Das preisgekröntes Freilichtmuseum Midway Village in Rockford, Illinois, bietet informativen Rundgang durch das harte Leben in Amerika vor über 200 Jahren und gibt Auskunft insbesondere über die industrielle Entwicklung der Region.

Der Prärie-Staat Illinois ist zu Recht stolz auf seine Geschichte. Es ist die Geschichte fleißiger Farmer, Hufschmiede, Krämer, Bankangestellte und Familien, die Siedlungsgeschichte schrieben. Die gemeinnützige Organisation Illinois State Historical Society leistet einen wesentlichen Beitrag, das Leben in Illinois vor mehr als 200 Jahren lebendig zu halten.

Einblick ins Prärie-Leben

Ein großartiges Zeitzeugnis für die Jahre 1890 bis 1910 ist das preisgekrönte Freilichtmuseum Midway Village in Rockford. Kaum ein anderer Ort bietet bessere Einblicke in die Erschließung von Amerikas Mittlerem Westen. In den 27 Gebäuden aus dem späten 19. und frühen 20. Jahrhundert – darunter eine alte Schule, ein Prärie-Hospital, die Werkstatt eines Schmiedes, ein Feuerwehrhaus, eine Druckerei, ein Lebensmittelladen und eine Polizeistation – wähnt sich der Besucher in vergangenen Zeiten. Den Eindruck verstärken Mitarbeiter und Mitglieder des Museumsvereins in Kleidung von anno dazumal, die zur harten Aufbauarbeit in der nördlichen Wirtschaftsregion von Illinois informieren.

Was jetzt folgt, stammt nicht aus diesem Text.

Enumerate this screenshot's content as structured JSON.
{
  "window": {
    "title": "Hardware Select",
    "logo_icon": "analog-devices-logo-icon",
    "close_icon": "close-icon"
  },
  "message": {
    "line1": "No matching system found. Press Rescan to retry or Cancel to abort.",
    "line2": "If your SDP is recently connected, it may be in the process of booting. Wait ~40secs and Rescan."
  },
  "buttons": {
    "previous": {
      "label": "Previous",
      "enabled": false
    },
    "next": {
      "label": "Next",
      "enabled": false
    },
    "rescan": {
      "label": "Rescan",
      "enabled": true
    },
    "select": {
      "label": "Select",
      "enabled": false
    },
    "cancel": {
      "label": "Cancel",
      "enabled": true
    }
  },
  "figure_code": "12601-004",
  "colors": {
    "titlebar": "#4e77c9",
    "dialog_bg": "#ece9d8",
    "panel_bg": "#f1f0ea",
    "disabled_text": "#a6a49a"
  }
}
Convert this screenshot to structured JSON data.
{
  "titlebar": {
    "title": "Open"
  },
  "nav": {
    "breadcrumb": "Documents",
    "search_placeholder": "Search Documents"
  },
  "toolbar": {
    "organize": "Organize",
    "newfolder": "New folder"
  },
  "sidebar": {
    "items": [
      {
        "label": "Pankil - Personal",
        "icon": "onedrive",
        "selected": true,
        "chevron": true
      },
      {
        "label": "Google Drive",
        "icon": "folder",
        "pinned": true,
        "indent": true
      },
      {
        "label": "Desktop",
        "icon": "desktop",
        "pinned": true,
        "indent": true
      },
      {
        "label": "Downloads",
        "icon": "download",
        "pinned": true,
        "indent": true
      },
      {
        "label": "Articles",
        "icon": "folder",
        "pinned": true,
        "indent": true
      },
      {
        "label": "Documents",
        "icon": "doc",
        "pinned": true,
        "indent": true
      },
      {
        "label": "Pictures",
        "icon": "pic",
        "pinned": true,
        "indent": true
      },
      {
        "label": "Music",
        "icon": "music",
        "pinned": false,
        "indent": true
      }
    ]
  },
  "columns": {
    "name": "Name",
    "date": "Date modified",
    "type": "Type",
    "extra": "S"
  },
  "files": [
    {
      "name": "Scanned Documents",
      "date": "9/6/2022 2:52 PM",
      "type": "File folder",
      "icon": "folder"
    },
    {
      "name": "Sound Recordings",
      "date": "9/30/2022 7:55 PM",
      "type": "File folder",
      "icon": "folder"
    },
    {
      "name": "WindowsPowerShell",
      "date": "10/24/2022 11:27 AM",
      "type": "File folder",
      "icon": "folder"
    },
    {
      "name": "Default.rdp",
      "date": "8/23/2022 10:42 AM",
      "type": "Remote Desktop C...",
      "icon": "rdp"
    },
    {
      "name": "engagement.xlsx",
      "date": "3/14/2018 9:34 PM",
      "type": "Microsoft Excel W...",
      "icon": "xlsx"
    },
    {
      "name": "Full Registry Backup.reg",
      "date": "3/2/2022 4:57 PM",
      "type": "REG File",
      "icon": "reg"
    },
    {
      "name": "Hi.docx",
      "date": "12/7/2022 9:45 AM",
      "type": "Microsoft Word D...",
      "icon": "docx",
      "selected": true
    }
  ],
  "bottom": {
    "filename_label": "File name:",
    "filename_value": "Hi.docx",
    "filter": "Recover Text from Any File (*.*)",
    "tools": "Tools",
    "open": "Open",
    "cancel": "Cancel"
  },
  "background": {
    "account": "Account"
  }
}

Millhouse, Midway Village Museum, Rockford, Illinois, USA. Foto: Rockford Area CVB
Die alte Mühle im Midway Village Museum in Rockford. Foto: Rockford Area CVB

80.000 Exponate aus verschiedenen Orten des Landkreises Winnebago wurden in Midway Village Museum zusammengetragen. 30 separate Ausstellungen zeigen die Entwicklung ansässiger Branchen von der Holzwirtschaft zur Metallindustrie auf.

The Girls of Summer

Die Ausstellung „The Girls of Summer: The Rockford Peaches of the All-American Girls Professional Baseball League“ erzählt die Geschichte der Rockford Peaches und deren Siegeszug durch die All-American Girls Baseball League.

Sie wurde aus der Not heraus geboren: die legendäre All-American Girls Professional Baseball League. 1943 gegründet, galt sie als weibliche Antwort auf die kriegsbedingte Abwesenheit männlicher Baseball-Profis. Die Frauenliga hielt den Ballsport nach Kriegsende öffentlich am Leben und erfreute sich rasch großer Beliebtheit.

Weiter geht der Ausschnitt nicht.